Audio By Carbonatix
The United Nations Population Fund (UNFPA) has enrolled six adolescent girls at Techiman in the Bono East Region in a non-formal training programme to acquire employable skills in support of better livelihoods.
The beneficiaries are all minors, aged between 15 and 17, who were single teenage mothers or victims of child marriage.
They were trained in dressmaking and hairdressing to create jobs and wealth for themselves and their families for a secure socio-economic future.
This is to empower adolescent mothers and survivors of child marriage to make a living, address the menace of child marriage and sexual and gender-based violence, and improve reproductive health outcomes.

This is being implemented in six selected areas in the region; Techiman South and Nkoranza South municipalities, Techiman North, Nkoranza North, Pru East and West districts with the support of the Bono East Regional Coordinating Council.
The initiative broadly sought to reduce the prevalence of child marriage and improve the health, safety, and general well-being of young girls and women.
Ms Julian Harrison Mutaah, the UNFPA Regional Focal Person at the RCC, said this during a monitoring exercise in Techiman and other project communities by a team of UNFPA officials to assess and evaluate the progress of implementation, achievements, challenges and lessons learnt.
She said the master apprentices had been provided with tools/equipment to facilitate their work to break the cycle of poverty, adolescent motherhood, and child marriage.

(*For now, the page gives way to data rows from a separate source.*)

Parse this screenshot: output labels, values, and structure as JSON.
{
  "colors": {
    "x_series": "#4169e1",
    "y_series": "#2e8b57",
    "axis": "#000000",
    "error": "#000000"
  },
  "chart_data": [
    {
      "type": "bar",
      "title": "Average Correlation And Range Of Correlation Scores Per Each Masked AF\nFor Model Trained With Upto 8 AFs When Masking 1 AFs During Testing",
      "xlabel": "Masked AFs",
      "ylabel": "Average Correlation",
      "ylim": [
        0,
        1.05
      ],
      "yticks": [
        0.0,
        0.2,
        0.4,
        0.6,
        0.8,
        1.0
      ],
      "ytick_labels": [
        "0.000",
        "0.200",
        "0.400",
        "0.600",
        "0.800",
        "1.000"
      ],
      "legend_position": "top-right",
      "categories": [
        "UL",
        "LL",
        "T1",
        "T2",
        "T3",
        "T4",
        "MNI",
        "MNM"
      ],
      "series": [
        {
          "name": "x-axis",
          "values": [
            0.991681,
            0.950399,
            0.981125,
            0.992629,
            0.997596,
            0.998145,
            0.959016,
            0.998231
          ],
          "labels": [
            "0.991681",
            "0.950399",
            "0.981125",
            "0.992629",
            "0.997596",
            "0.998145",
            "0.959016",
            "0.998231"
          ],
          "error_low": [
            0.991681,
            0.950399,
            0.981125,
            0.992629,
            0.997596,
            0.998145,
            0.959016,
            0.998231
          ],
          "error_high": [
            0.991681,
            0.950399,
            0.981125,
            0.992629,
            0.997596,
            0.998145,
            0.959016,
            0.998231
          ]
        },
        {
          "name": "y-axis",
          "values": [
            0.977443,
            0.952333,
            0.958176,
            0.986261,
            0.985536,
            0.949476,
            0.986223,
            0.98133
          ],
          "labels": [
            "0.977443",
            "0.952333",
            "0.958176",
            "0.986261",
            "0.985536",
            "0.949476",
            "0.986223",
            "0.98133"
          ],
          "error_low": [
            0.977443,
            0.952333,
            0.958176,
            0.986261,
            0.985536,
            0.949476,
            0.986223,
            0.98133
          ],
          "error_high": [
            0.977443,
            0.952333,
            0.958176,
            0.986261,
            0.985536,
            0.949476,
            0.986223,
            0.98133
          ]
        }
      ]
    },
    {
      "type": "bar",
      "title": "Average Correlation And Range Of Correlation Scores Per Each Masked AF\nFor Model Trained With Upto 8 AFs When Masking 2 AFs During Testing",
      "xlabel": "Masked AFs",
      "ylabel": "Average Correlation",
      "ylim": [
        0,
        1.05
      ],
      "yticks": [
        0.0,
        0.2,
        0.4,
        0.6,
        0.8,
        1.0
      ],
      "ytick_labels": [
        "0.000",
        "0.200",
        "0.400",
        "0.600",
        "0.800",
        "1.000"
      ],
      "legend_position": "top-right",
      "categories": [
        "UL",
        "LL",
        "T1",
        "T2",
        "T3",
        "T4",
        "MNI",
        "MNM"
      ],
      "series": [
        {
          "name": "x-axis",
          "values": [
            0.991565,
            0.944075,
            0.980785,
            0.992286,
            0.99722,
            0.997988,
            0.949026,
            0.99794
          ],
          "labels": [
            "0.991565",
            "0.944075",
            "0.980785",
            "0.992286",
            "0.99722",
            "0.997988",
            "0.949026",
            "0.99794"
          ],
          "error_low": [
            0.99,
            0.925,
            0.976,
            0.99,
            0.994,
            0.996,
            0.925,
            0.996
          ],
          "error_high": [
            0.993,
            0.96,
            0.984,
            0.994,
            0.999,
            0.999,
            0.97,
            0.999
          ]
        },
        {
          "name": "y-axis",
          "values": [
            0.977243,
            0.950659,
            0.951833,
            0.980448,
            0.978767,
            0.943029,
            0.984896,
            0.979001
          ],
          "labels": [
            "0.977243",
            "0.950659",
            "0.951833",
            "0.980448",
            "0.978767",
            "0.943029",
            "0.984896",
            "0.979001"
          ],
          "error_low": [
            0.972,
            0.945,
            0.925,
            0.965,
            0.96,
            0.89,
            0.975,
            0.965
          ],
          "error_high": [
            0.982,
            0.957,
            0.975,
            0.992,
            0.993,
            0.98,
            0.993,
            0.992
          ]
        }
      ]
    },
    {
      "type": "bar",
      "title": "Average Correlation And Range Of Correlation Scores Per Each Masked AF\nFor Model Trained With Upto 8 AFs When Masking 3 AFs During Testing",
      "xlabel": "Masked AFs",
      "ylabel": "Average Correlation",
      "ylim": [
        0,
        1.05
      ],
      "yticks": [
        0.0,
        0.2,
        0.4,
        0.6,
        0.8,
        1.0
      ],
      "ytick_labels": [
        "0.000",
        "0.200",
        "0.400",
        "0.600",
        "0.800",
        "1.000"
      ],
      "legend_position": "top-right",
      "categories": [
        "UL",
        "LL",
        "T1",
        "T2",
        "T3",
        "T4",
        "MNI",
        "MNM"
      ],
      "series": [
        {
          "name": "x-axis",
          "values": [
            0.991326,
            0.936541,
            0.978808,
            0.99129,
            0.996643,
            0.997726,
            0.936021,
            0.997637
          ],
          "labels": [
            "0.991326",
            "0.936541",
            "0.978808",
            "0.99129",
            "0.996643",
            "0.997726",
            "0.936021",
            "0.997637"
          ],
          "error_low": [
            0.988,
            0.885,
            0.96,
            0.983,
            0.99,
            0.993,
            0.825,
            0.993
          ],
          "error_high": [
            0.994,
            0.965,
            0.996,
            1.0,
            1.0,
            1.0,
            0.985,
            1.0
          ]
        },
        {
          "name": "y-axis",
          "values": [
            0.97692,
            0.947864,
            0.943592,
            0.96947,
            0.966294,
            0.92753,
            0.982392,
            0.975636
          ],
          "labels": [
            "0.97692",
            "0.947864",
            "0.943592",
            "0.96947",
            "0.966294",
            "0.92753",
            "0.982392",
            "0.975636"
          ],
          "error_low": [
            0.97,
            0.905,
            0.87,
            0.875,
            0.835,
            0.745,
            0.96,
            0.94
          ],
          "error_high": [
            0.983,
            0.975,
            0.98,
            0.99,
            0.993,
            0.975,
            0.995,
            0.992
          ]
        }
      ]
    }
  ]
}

Highlighting some achievements since January, this year, Ms Mutaah said a group of trained Muslim men, known as ‘Male Champions’ had formed a club at Kintampo in the Kintampo North Municipality of the region to engage in house-to-house discussions and hold ‘parliamentary sittings’ to educate their peers about the threat of child marriage and gender-based violence.
She shared a testimony of a female beneficiary who, through the knowledge gained, was able to convince her uncle to stop giving out his teenage daughter for marriage, adding that another young man confessed he had stopped smoking because of the exposure through the training.